In a split vote at the beginning of the month, the Hall County Board of Commissioners ousted administrator Charley Nix, assistant administrator Phil Sutton, finance director Michaela Thompson and attorney Bill Blalock.

Jock Connell was named interim county administrator for a six-month period while a search for a permanent administrator is conducted.

Connell, who worked in Gwinnett County for 23 years before taking the interim post with Hall, said he has witnessed big changes at the county level before.

"When it's going on, people think it's the end of the world. When it's going on, it is very serious for the elected people, for the citizens, for the business community, but it's also very serious for those people who are personally affected," Connell said.

"Time has a way of calming down feelings, and it has a way of clearing people's thinking a little bit, and it has a way of just settling things down. I think you'll see that'll happen here, too."

Langford D. Holbrook, a former county administrator and public service associate at the Fanning Leadership Institute at the University of Georgia, said though the changes to Hall County's government are drastic, they likely won't have a lasting impact.

"The reality is that's how the system is set up, and that's going to happen," Holbrook said. "It doesn't mean that change for change's sake is always good, but it's part of how our political system is designed."

He said as an administrator, he was always prepared for the possibility of a new board voting to replace him.

"Sometimes you just get fired because people want their own people in, and that's how it goes," Holbrook said "It doesn't mean it's fun when everybody gets fired, but that's just how it goes in this business. As they say, you serve at the pleasure of the board. At any given day, the majority can fire you for any cause or no cause at all."

Board of Commissioners Chairman Tom Oliver worries that the recent changes to the administration could have long-term implications for the county.

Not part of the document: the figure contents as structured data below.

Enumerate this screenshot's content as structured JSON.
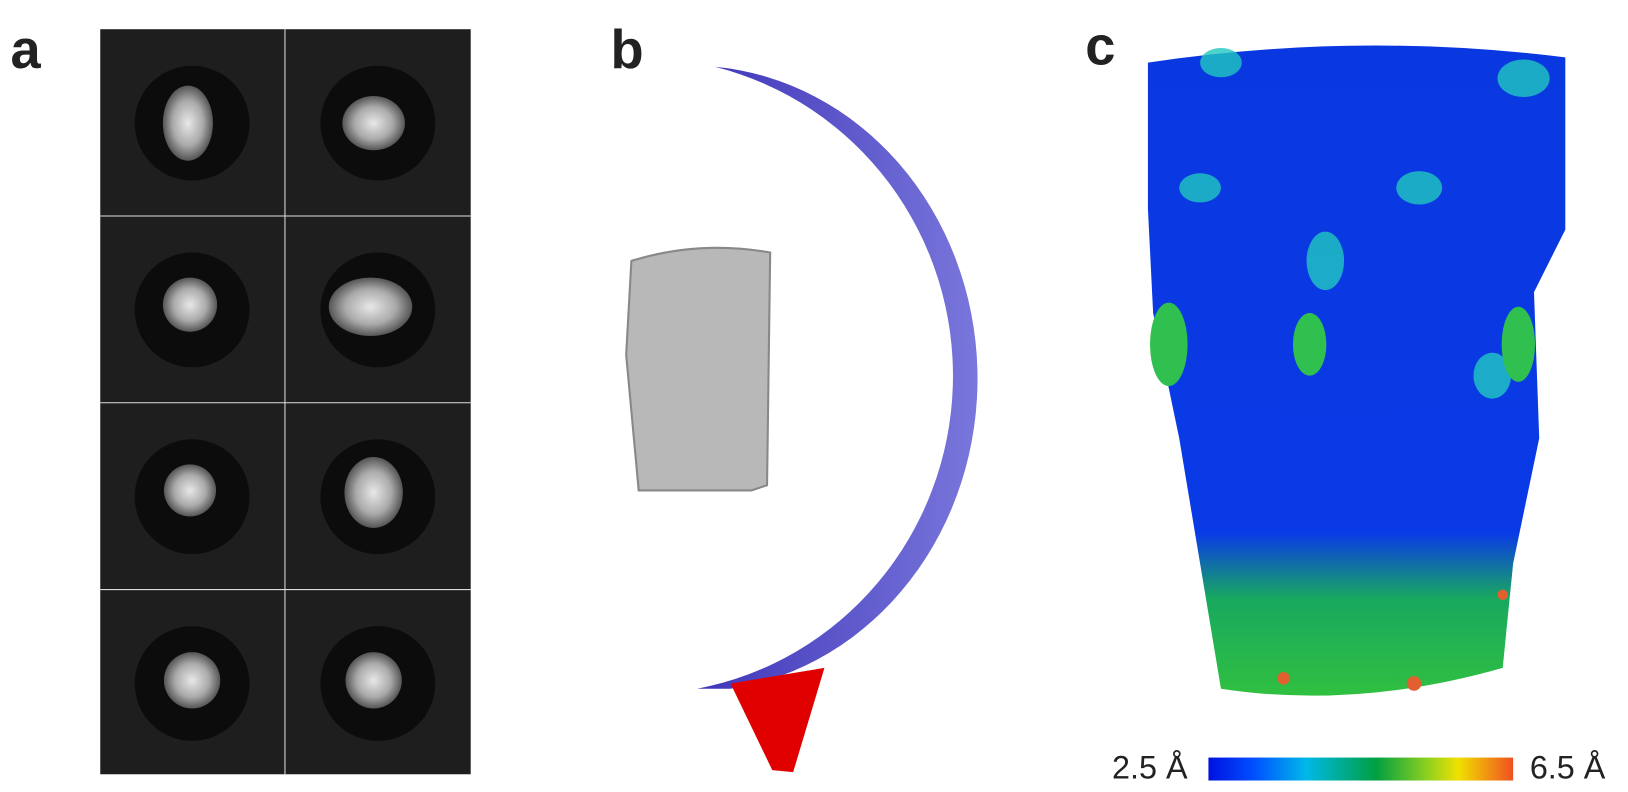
{
  "panels": [
    {
      "label": "a"
    },
    {
      "label": "b"
    },
    {
      "label": "c"
    }
  ],
  "colorbar": {
    "min_label": "2.5 Å",
    "max_label": "6.5 Å"
  }
}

"It's a challenge that's putting a real unfavorable light onto county government at this time," Oliver said. "Only time will tell how this decision works out. I think there are challenges that we don't know what they are now. Before we had a manageable situation. I don't know what the situation is now."

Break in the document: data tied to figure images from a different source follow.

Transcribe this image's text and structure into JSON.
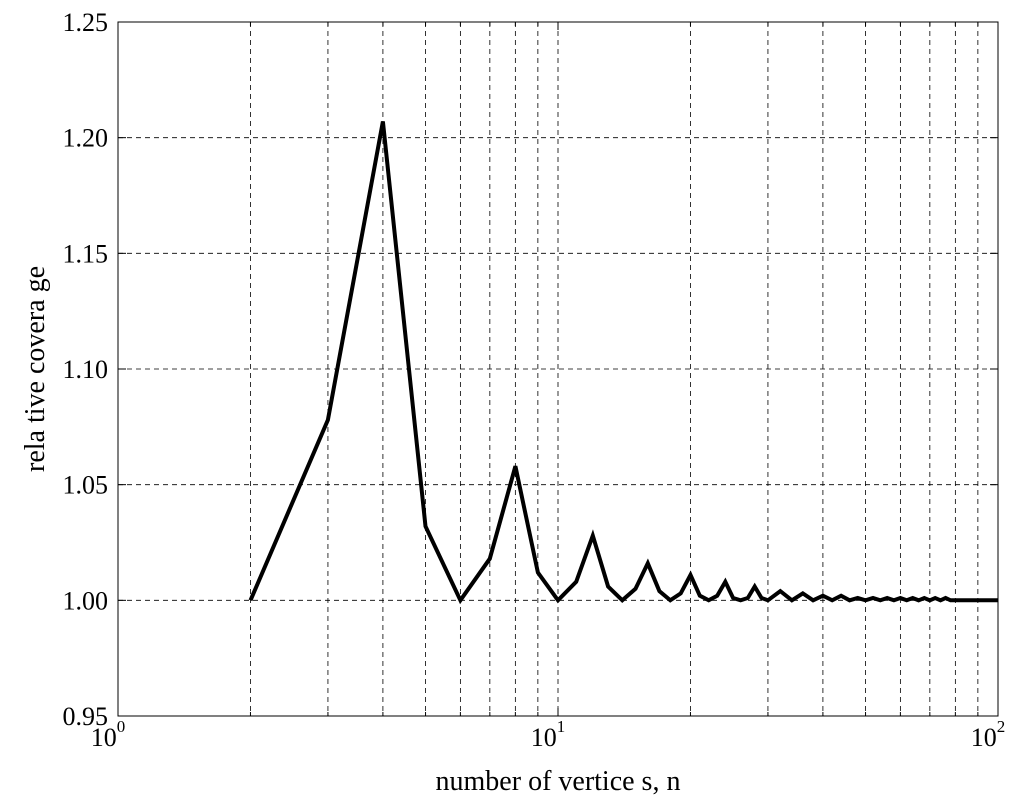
{
  "chart_data": {
    "type": "line",
    "xlabel": "number of vertice s, n",
    "ylabel": "rela tive  covera ge",
    "x_scale": "log",
    "xlim": [
      1,
      100
    ],
    "ylim": [
      0.95,
      1.25
    ],
    "y_ticks": [
      "0.95",
      "1.00",
      "1.05",
      "1.10",
      "1.15",
      "1.20",
      "1.25"
    ],
    "x_ticks": [
      {
        "base": "10",
        "exp": "0"
      },
      {
        "base": "10",
        "exp": "1"
      },
      {
        "base": "10",
        "exp": "2"
      }
    ],
    "grid": true,
    "series": [
      {
        "color": "#000000",
        "x": [
          2,
          3,
          4,
          5,
          6,
          7,
          8,
          9,
          10,
          11,
          12,
          13,
          14,
          15,
          16,
          17,
          18,
          19,
          20,
          21,
          22,
          23,
          24,
          25,
          26,
          27,
          28,
          29,
          30,
          32,
          34,
          36,
          38,
          40,
          42,
          44,
          46,
          48,
          50,
          52,
          54,
          56,
          58,
          60,
          62,
          64,
          66,
          68,
          70,
          72,
          74,
          76,
          78,
          80,
          85,
          90,
          95,
          100
        ],
        "y": [
          1.0,
          1.078,
          1.207,
          1.032,
          1.0,
          1.018,
          1.058,
          1.012,
          1.0,
          1.008,
          1.028,
          1.006,
          1.0,
          1.005,
          1.016,
          1.004,
          1.0,
          1.003,
          1.011,
          1.002,
          1.0,
          1.002,
          1.008,
          1.001,
          1.0,
          1.001,
          1.006,
          1.001,
          1.0,
          1.004,
          1.0,
          1.003,
          1.0,
          1.002,
          1.0,
          1.002,
          1.0,
          1.001,
          1.0,
          1.001,
          1.0,
          1.001,
          1.0,
          1.001,
          1.0,
          1.001,
          1.0,
          1.001,
          1.0,
          1.001,
          1.0,
          1.001,
          1.0,
          1.0,
          1.0,
          1.0,
          1.0,
          1.0
        ]
      }
    ]
  }
}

Though they have met just once, it appears the voting lines on the commission have been drawn. In almost every vote at the Jan. 6 meeting, commissioners Oliver and Billy Powell voted together while newcomers Scott Gibbs and Craig Lutz joined Ashley Bell to form a 3-2 majority.

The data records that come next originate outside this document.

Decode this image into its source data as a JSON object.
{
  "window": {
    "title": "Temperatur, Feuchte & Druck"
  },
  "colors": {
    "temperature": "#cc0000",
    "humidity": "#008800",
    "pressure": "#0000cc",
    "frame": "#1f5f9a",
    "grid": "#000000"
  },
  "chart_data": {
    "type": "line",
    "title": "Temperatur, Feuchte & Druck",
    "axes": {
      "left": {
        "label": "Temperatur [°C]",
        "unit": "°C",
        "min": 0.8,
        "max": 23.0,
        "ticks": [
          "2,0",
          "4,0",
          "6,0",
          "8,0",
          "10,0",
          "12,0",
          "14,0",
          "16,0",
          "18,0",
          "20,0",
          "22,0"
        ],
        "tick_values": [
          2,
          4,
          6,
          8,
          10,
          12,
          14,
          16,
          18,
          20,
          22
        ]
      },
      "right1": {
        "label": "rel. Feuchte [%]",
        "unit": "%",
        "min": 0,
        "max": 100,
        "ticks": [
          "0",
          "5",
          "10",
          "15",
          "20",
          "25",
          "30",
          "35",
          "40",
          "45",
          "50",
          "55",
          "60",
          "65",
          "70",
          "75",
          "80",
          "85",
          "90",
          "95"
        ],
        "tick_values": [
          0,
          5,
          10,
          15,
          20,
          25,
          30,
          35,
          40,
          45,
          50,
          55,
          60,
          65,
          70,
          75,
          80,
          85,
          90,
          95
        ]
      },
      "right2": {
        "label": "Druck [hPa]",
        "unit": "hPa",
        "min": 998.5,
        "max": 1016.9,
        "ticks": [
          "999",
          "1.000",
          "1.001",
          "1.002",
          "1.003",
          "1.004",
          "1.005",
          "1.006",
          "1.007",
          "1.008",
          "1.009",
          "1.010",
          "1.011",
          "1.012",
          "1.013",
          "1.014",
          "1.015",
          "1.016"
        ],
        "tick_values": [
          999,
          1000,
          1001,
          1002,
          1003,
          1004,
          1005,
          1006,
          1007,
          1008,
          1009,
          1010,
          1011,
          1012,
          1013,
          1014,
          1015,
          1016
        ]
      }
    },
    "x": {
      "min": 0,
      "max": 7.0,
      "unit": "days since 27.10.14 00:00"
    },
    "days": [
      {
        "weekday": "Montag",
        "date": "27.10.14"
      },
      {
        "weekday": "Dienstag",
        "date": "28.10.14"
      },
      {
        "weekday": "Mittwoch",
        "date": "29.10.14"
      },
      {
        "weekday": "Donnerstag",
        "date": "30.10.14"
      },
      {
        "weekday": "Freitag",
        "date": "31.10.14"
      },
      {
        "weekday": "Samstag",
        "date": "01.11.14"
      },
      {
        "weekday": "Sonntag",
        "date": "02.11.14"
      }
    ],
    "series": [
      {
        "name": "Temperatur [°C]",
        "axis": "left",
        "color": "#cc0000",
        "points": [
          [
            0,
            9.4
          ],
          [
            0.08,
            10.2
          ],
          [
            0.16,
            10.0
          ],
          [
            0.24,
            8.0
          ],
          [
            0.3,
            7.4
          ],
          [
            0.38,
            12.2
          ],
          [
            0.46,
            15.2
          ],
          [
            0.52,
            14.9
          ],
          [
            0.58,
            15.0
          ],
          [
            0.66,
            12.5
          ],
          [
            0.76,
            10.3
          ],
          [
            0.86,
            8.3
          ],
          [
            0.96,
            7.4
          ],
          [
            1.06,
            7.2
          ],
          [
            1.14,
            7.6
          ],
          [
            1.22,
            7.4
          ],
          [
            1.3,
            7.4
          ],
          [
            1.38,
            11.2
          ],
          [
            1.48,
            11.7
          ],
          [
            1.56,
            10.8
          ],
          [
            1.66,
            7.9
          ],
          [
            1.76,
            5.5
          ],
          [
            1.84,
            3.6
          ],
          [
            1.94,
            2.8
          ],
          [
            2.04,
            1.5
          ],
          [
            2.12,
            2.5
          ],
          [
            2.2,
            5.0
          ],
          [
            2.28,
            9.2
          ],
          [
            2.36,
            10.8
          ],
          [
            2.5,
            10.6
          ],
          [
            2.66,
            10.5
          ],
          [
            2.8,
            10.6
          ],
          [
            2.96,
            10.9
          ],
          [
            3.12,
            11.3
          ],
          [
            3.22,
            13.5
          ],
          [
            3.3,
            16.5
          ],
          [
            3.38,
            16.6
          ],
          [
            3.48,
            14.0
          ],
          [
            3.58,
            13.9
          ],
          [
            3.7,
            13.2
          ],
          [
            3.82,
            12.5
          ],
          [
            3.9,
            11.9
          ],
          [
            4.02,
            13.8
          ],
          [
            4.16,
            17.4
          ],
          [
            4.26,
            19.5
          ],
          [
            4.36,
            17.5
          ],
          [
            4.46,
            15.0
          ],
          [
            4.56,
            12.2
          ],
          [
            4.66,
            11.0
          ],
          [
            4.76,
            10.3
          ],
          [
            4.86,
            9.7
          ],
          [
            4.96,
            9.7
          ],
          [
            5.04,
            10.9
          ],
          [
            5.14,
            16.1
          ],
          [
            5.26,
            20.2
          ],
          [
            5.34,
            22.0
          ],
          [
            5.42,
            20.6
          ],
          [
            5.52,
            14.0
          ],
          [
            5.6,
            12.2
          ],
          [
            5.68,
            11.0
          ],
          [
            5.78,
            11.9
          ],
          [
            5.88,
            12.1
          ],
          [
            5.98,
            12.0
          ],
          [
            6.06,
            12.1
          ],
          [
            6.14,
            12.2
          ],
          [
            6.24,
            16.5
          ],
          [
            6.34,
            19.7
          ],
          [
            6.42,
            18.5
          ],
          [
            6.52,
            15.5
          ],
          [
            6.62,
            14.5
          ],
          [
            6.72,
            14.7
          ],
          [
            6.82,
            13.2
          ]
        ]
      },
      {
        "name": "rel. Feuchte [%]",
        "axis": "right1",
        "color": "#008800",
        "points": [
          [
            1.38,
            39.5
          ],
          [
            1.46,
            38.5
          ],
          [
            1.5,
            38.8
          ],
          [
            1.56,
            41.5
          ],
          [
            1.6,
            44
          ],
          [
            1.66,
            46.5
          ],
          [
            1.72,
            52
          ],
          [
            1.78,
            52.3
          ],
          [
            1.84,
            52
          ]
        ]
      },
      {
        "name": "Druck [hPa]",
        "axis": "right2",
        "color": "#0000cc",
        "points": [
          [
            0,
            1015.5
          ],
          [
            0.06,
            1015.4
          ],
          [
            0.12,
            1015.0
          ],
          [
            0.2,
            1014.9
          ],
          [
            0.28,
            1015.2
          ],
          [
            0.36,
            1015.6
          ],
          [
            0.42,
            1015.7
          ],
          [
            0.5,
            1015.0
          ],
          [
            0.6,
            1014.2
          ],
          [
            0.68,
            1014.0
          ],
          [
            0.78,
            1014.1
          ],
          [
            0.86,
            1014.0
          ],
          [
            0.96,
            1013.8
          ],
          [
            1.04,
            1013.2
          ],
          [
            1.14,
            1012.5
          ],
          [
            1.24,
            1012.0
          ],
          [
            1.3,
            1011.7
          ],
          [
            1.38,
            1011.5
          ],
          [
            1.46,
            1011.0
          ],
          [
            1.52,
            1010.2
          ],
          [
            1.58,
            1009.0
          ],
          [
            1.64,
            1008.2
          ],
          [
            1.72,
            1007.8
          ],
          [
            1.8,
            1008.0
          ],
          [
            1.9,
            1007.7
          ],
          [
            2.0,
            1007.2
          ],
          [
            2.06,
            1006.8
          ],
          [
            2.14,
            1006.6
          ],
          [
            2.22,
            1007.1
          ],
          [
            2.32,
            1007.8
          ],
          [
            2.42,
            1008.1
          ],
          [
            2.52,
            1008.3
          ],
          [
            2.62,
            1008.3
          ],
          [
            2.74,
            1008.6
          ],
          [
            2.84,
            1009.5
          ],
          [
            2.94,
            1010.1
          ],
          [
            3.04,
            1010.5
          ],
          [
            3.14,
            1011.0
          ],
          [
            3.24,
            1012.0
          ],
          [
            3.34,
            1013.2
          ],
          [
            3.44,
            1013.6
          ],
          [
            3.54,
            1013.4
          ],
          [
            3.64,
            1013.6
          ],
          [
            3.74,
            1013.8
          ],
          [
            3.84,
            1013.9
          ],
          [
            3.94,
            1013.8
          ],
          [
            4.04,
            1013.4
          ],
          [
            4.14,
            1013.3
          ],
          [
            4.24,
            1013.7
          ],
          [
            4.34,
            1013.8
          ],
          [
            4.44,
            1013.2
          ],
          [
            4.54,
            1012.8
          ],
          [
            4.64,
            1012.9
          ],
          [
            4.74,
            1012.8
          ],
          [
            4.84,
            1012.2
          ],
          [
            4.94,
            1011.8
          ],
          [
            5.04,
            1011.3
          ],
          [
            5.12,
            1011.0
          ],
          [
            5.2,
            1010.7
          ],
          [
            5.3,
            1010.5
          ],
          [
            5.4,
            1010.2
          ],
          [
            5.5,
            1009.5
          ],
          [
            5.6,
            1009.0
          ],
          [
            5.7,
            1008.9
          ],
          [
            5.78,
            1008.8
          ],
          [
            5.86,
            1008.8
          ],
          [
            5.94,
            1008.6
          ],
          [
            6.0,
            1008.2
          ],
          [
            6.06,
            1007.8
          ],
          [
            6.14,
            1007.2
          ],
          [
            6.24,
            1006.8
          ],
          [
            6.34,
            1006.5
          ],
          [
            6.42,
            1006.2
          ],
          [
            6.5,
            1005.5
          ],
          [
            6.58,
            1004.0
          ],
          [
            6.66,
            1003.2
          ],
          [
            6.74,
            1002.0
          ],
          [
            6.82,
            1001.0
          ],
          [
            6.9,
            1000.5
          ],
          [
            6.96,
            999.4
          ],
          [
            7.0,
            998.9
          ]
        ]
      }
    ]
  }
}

Holbrook said while it's not an ideal situation, its often the reality on a five-member board. As long as discussions remain productive, split votes are not a sign of dysfunction.

"You don't want it just to be the three, but I don't think it's a poisonous dynamic," Holbrook said. "In this country people have legitimately different views of government. ... That's why you only need a majority. You have representatives from all those districts but in the end all you need is a simple majority."

County residents likely won't be affected much by the changes, Holbrook said.

"For a while there's probably a lot of flash and excitement and maybe even drama," Holbrook said. "But most of what local government boards and authorities deal with is that boring day-to-day stuff of dealing with sewer and paving roads and picking up trash in the snow. And after a while those are the big issues they come to bear, the real things that government is there for. That stuff still has to be done, no matter what your view politically is."

Hall County Public Information Officer Nikki Young said county employees are taking the changes in stride.

"Nothing has really changed for most of our employees. Most people are not affected directly by who the county administrator is," Young said.

County residents shouldn't be impacted much by the transition in administration.

"The day-to-day functions that we perform as a government have not changed," Young said. "Our employees go to work every day and ... provide all the essential services that the county has always provided."